FILE - Roger Stone, former campaign adviser to U.S. President Donald Trump, arrives for the continuation of his trial on charges of lying to Congress, obstructing justice and witness tampering, at U.S. District Court in Washington, Nov. 15, 2019.
FILE - Roger Stone, former campaign adviser to U.S. President Donald Trump, arrives for the continuation of his trial on charges of lying to Congress, obstructing justice and witness tampering, at U.S. District Court in Washington, Nov. 15, 2019.

WASHINGTON - The U.S. Justice Department said Tuesday it would cut the recommended seven-to-nine-year prison sentence for Roger Stone, a political confidant of President Donald Trump, in a corruption case linked to the 2016 presidential election.

The decision was a stunning rebuke of the department's own team of prosecutors in the high-profile case, and came just hours after Trump called the suggested term a "miscarriage of justice."

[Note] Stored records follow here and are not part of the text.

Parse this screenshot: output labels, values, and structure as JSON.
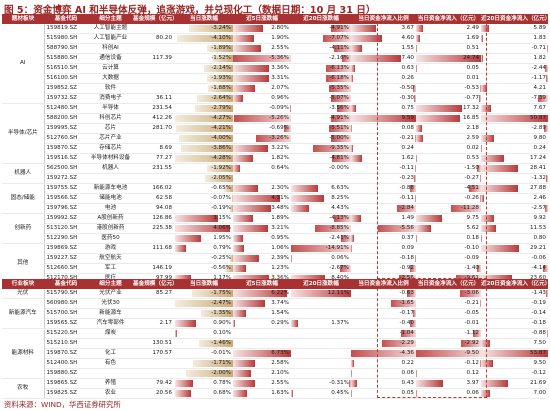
{
  "title": "图 5：资金博弈 AI 和半导体反弹，追涨游戏，并兑现化工（数据日期：10 月 31 日）",
  "footer": "资料来源：WIND，华西证券研究所",
  "headers": {
    "sector": "题材板块",
    "code": "基金代码",
    "sub": "细分主题",
    "size": "基金规模（亿元）",
    "d1": "当日涨跌幅",
    "w1": "近5日涨跌幅",
    "m1": "近20日涨跌幅",
    "flow_pct": "当日资金净流入比例",
    "flow_amt": "当日资金净流入（亿元）",
    "flow20": "近20日资金净流入（亿元）"
  },
  "headers2": {
    "sector": "行业板块",
    "code": "基金代码",
    "sub": "细分主题",
    "size": "基金规模（亿元）",
    "d1": "当日涨跌幅",
    "w1": "近5日涨跌幅",
    "m1": "近20日涨跌幅",
    "flow_pct": "当日资金净流入比例",
    "flow_amt": "当日资金净流入（亿元）",
    "flow20": "近20日资金净流入（亿元）"
  },
  "top_groups": [
    {
      "label": "AI",
      "rows": [
        {
          "code": "159819.SZ",
          "sub": "人工智能主题",
          "size": "",
          "d1": "-3.24%",
          "w1": "2.80%",
          "m1": "-4.91%",
          "fp": "3.67",
          "fa": "2.49",
          "f20": "5.89"
        },
        {
          "code": "515980.SH",
          "sub": "人工智能产业",
          "size": "80.20",
          "d1": "-4.10%",
          "w1": "1.90%",
          "m1": "-7.07%",
          "fp": "4.60",
          "fa": "1.69",
          "f20": "1.83"
        },
        {
          "code": "588790.SH",
          "sub": "科创AI",
          "size": "",
          "d1": "-1.89%",
          "w1": "2.55%",
          "m1": "-4.11%",
          "fp": "1.55",
          "fa": "0.51",
          "f20": "-0.71"
        },
        {
          "code": "515880.SH",
          "sub": "通信设备",
          "size": "117.39",
          "d1": "-1.52%",
          "w1": "-5.36%",
          "m1": "-2.16%",
          "fp": "7.40",
          "fa": "24.74",
          "f20": "1.82"
        },
        {
          "code": "516510.SH",
          "sub": "云计算",
          "size": "",
          "d1": "-2.14%",
          "w1": "3.36%",
          "m1": "-6.13%",
          "fp": "0.63",
          "fa": "0.05",
          "f20": "-2.44"
        },
        {
          "code": "516100.SH",
          "sub": "大数据",
          "size": "",
          "d1": "-1.93%",
          "w1": "3.31%",
          "m1": "-6.18%",
          "fp": "0.26",
          "fa": "0.01",
          "f20": "-1.17"
        },
        {
          "code": "159852.SZ",
          "sub": "软件",
          "size": "",
          "d1": "-1.88%",
          "w1": "2.07%",
          "m1": "-5.35%",
          "fp": "-0.50",
          "fa": "-0.53",
          "f20": "4.21"
        },
        {
          "code": "159732.SZ",
          "sub": "消费电子",
          "size": "36.11",
          "d1": "-2.64%",
          "w1": "0.96%",
          "m1": "-5.07%",
          "fp": "-0.30",
          "fa": "-0.77",
          "f20": "-7.39"
        }
      ]
    },
    {
      "label": "半导体/芯片",
      "rows": [
        {
          "code": "512480.SH",
          "sub": "半导体",
          "size": "231.54",
          "d1": "-2.79%",
          "w1": "-0.09%",
          "m1": "-3.56%",
          "fp": "0.75",
          "fa": "17.32",
          "f20": "7.67"
        },
        {
          "code": "588200.SH",
          "sub": "科创芯片",
          "size": "412.26",
          "d1": "-4.27%",
          "w1": "-5.26%",
          "m1": "-4.91%",
          "fp": "9.59",
          "fa": "16.85",
          "f20": "50.87"
        },
        {
          "code": "159995.SZ",
          "sub": "芯片",
          "size": "281.70",
          "d1": "-4.21%",
          "w1": "-0.69%",
          "m1": "-5.51%",
          "fp": "0.08",
          "fa": "2.18",
          "f20": "-2.89"
        },
        {
          "code": "512760.SH",
          "sub": "芯片产业",
          "size": "",
          "d1": "-4.00%",
          "w1": "-3.26%",
          "m1": "-5.00%",
          "fp": "-0.21",
          "fa": "2.59",
          "f20": "9.80"
        },
        {
          "code": "159870.SZ",
          "sub": "存储芯片",
          "size": "8.69",
          "d1": "-3.86%",
          "w1": "3.22%",
          "m1": "-9.35%",
          "fp": "0.24",
          "fa": "0.02",
          "f20": "0.24"
        },
        {
          "code": "159516.SZ",
          "sub": "半导体材料设备",
          "size": "77.27",
          "d1": "-4.28%",
          "w1": "1.82%",
          "m1": "-4.81%",
          "fp": "1.62",
          "fa": "0.53",
          "f20": "17.24"
        }
      ]
    },
    {
      "label": "机器人",
      "rows": [
        {
          "code": "562500.SH",
          "sub": "机器人",
          "size": "231.55",
          "d1": "-1.92%",
          "w1": "0.64%",
          "m1": "-0.00%",
          "fp": "-0.11",
          "fa": "-1.50",
          "f20": "28.41"
        },
        {
          "code": "159272.SZ",
          "sub": "",
          "size": "",
          "d1": "-2.05%",
          "w1": "",
          "m1": "",
          "fp": "-0.23",
          "fa": "-0.27",
          "f20": "-1.32"
        }
      ]
    },
    {
      "label": "固态/储能",
      "rows": [
        {
          "code": "159755.SZ",
          "sub": "新能源车电池",
          "size": "166.02",
          "d1": "-0.65%",
          "w1": "2.30%",
          "m1": "6.63%",
          "fp": "-0.88",
          "fa": "-4.51",
          "f20": "27.88"
        },
        {
          "code": "159566.SZ",
          "sub": "储能电池",
          "size": "62.58",
          "d1": "-0.07%",
          "w1": "4.31%",
          "m1": "8.25%",
          "fp": "-0.11",
          "fa": "-0.26",
          "f20": "2.46"
        },
        {
          "code": "159796.SZ",
          "sub": "电池",
          "size": "94.08",
          "d1": "-0.19%",
          "w1": "3.48%",
          "m1": "4.43%",
          "fp": "-2.84",
          "fa": "-11.28",
          "f20": "-2.57"
        }
      ]
    },
    {
      "label": "创新药",
      "rows": [
        {
          "code": "159992.SZ",
          "sub": "A股创新药",
          "size": "126.86",
          "d1": "3.15%",
          "w1": "1.89%",
          "m1": "-4.13%",
          "fp": "1.49",
          "fa": "9.75",
          "f20": "9.92"
        },
        {
          "code": "513120.SH",
          "sub": "港股创新药",
          "size": "225.38",
          "d1": "4.06%",
          "w1": "3.21%",
          "m1": "-8.85%",
          "fp": "-5.56",
          "fa": "5.62",
          "f20": "11.53"
        },
        {
          "code": "512290.SH",
          "sub": "医药50",
          "size": "",
          "d1": "1.95%",
          "w1": "0.95%",
          "m1": "-2.41%",
          "fp": "0.37",
          "fa": "0.18",
          "f20": "0.80"
        }
      ]
    },
    {
      "label": "其他",
      "rows": [
        {
          "code": "159869.SZ",
          "sub": "游戏",
          "size": "111.68",
          "d1": "0.79%",
          "w1": "1.06%",
          "m1": "-14.91%",
          "fp": "0.09",
          "fa": "-0.10",
          "f20": "29.21"
        },
        {
          "code": "159227.SZ",
          "sub": "航空航天",
          "size": "",
          "d1": "-0.25%",
          "w1": "2.39%",
          "m1": "0.06%",
          "fp": "-0.18",
          "fa": "-0.09",
          "f20": "-0.06"
        },
        {
          "code": "512660.SH",
          "sub": "军工",
          "size": "146.19",
          "d1": "-0.56%",
          "w1": "1.23%",
          "m1": "-2.67%",
          "fp": "-0.92",
          "fa": "-1.40",
          "f20": "-4.14"
        },
        {
          "code": "512170.SH",
          "sub": "医疗",
          "size": "97.99",
          "d1": "1.17%",
          "w1": "3.36%",
          "m1": "8.40%",
          "fp": "-2.56",
          "fa": "-9.61",
          "f20": "23.60"
        }
      ]
    }
  ],
  "bottom_groups": [
    {
      "label": "光伏",
      "rows": [
        {
          "code": "515790.SH",
          "sub": "光伏产业",
          "size": "85.27",
          "d1": "-1.75%",
          "w1": "6.22%",
          "m1": "12.11%",
          "fp": "-0.63",
          "fa": "-3.06",
          "f20": "-1.43"
        }
      ]
    },
    {
      "label": "新能源汽车",
      "rows": [
        {
          "code": "560980.SH",
          "sub": "光伏30",
          "size": "",
          "d1": "-2.47%",
          "w1": "3.74%",
          "m1": "",
          "fp": "-1.65",
          "fa": "-0.21",
          "f20": "-0.19"
        },
        {
          "code": "515700.SH",
          "sub": "新能源车",
          "size": "",
          "d1": "-1.35%",
          "w1": "1.54%",
          "m1": "",
          "fp": "-0.17",
          "fa": "-0.05",
          "f20": "-0.14"
        },
        {
          "code": "159565.SZ",
          "sub": "汽车零部件",
          "size": "2.17",
          "d1": "0.90%",
          "w1": "0.29%",
          "m1": "1.37%",
          "fp": "-0.40",
          "fa": "-0.01",
          "f20": "-0.18"
        }
      ]
    },
    {
      "label": "能源材料",
      "rows": [
        {
          "code": "515220.SH",
          "sub": "煤炭",
          "size": "",
          "d1": "0.10%",
          "w1": "",
          "m1": "",
          "fp": "-1.04",
          "fa": "-1.12",
          "f20": "-0.88"
        },
        {
          "code": "515210.SH",
          "sub": "",
          "size": "130.51",
          "d1": "-1.46%",
          "w1": "",
          "m1": "",
          "fp": "-2.29",
          "fa": "-2.92",
          "f20": "7.50"
        },
        {
          "code": "159870.SZ",
          "sub": "化工",
          "size": "170.57",
          "d1": "-0.01%",
          "w1": "6.73%",
          "m1": "",
          "fp": "-4.36",
          "fa": "-9.50",
          "f20": "53.87"
        },
        {
          "code": "512400.SH",
          "sub": "有色",
          "size": "",
          "d1": "-1.71%",
          "w1": "2.58%",
          "m1": "",
          "fp": "0.22",
          "fa": "-0.12",
          "f20": "9.50"
        },
        {
          "code": "159880.SZ",
          "sub": "",
          "size": "",
          "d1": "-2.00%",
          "w1": "2.10%",
          "m1": "",
          "fp": "0.06",
          "fa": "0.12",
          "f20": "-0.12"
        }
      ]
    },
    {
      "label": "农牧",
      "rows": [
        {
          "code": "159865.SZ",
          "sub": "养殖",
          "size": "79.42",
          "d1": "0.78%",
          "w1": "2.55%",
          "m1": "-0.31%",
          "fp": "0.43",
          "fa": "3.97",
          "f20": "21.69"
        },
        {
          "code": "159825.SZ",
          "sub": "农业",
          "size": "20.56",
          "d1": "0.68%",
          "w1": "1.63%",
          "m1": "0.45%",
          "fp": "0.05",
          "fa": "0.06",
          "f20": "7.00"
        }
      ]
    }
  ]
}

The officials said they were taken aback by the recommendation for the lengthy term for the political trickster, who was convicted of seven charges in November, including lying to Congress and threatening a witness in his case. Stone is set to be sentenced in Washington next week.

A top Justice Department official told CNN that the country's top law enforcement agency "was shocked to see the sentencing recommendation. The department believes the recommendation is extreme and excessive and is grossly disproportionate to Stone's offenses."

The Justice Department said it made the decision to ask for a shorter sentence for Stone on Monday night — before Trump's tweet about the case in the wee hours of Tuesday — although it was not announced until hours after Trump tweeted. The agency planned to announce its new sentencing recommendation late in the day.

In politically charged Washington, the shorter sentence recommendation was sure to raise new questions about Trump's influence over the Justice Department, which is meant to operate independently, without political favor, in criminal cases and investigations.

A watchdog group, Restore Public Trust, called for a congressional investigation and for the Justice Department's inspector general to find out if political interference played a role in changing the sentencing recommendation.

"President Trump's interference into the Department of Justice for political reasons is a betrayal to our democracy," Lizzy Price, director of Restore Public Trust, said in a statement.

After key Justice officials announced they were intervening in the case to call for a shorter sentence for Stone, Aaron Zelinsky, one of the prosecutors who recommended the original sentence, announced he was ending his involvement in the case.

Trump denounced the initial sentencing recommendation for his longtime friend.

Stone's political skulduggery on behalf of Republican candidates dates to the 1960s. Among other offenses, he was convicted of lying to Congress about his attempts to find out about hacked Democratic emails during the election four years ago that were aimed at undermining the candidacy of Democrat Hillary Clinton, Trump's opponent.

Prosecutors said the seven-to-nine-year sentence recommended for the 67-year-old Stone was "consistent with the applicable" federal sentencing guidelines, and "would accurately reflect the seriousness of his crimes and promote respect for the law.”

Stone's lawyers are calling for probation, pointing to Stone's age and his lack of a criminal history.

Prosecutors said the recommended sentence “will send the message that tampering with a witness, obstructing justice and lying in the context of a congressional investigation on matters of critical national importance are not crimes to be taken lightly.”

They said that Stone "obstructed Congress’ investigation into Russian interference in the 2016 election, lied under oath and tampered with a witness. And when his crimes were revealed by the indictment in this case, he displayed contempt for this court and the rule of law.”

Trump gave no indication whether he might pardon Stone, but did not rule it out in a December comment, when he described the prosecutors in the case as "dirty cops" and "evil people."

Stone is one of the more colorful figures in American politics. He proudly sports a tattoo on his back of former President Richard Nixon, the only U.S. leader to ever resign, leaving office in 1974 in the midst of the Watergate political scandal just ahead of his certain impeachment in the House of Representatives.